Moreover, CFDs allow debt to be taken on to increase the potential returns’ size and the losses. They are traded in over-the-counter or OTC markets rather than centralized exchanges.

 

The assets connected to CFDs consist of commodities, foreign exchange rates, individual equities, stock market indices, and even cryptocurrencies. CFD proponents defend that they offer exposure to some asset classes that retail investors may not otherwise be able to access or afford.

 

They also remarked that CFDs could play an appropriate role in an investment portfolio to amplify returns or hedge risks.

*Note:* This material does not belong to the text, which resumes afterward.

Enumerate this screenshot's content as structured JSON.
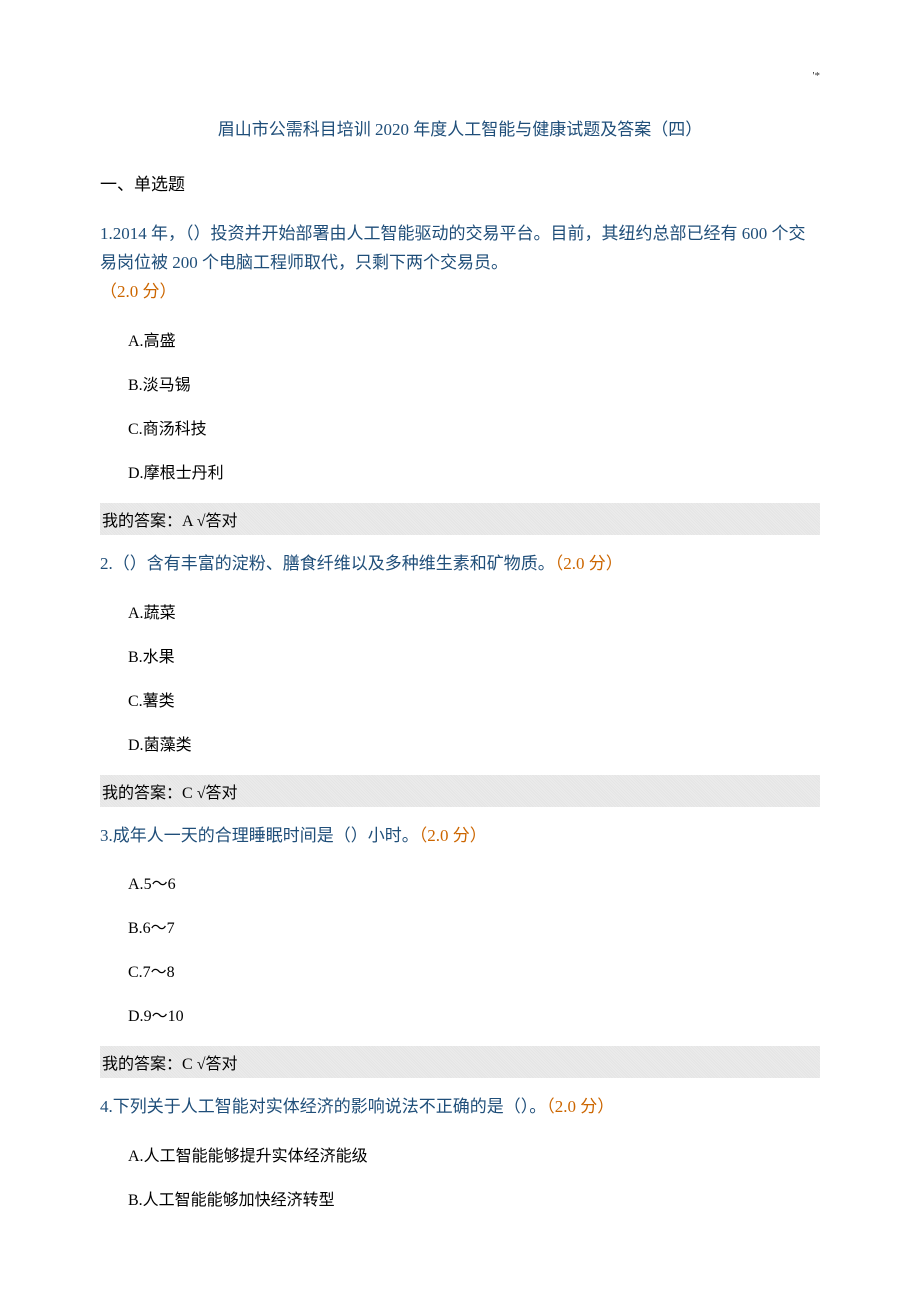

On the other hand, Federal Court of Australia Justice Jonathan Barry Rashleigh Beach pointed out that many retail investors have lost their funds trading CFDs due to excessive leverage.

 

He described one CFD case as a classic example of unsophisticated retail investors looking for “financial heroin hits.” Furthermore, Cathie Armour referred to higher volumes in trading CFDs by retail investors during the coronavirus or COVID-19 pandemic.

 

After several years of surveillance, the ASIC commissioner remarked that they discovered that the amount of money that retail investors were losing in those products was quite significant.

 

We think the Australian Securities and Investments Commission or ASIC is merely doing its important job of safeguarding the Australian public against risky financial products. We comprehended its prohibition of binary options last year.

 

We also understand its position against CFDs. We learned that the ASIC’s restrictions standardize margin close-out arrangements, diminish CFD leverage, launch protections around negative account balances, and ban CFD providers from giving certain inducements to retail clients.

 

We hope that the ASIC can re-introduce binary options in the near future in a way that interested customers can engage in them legally and without suffering massive financial losses.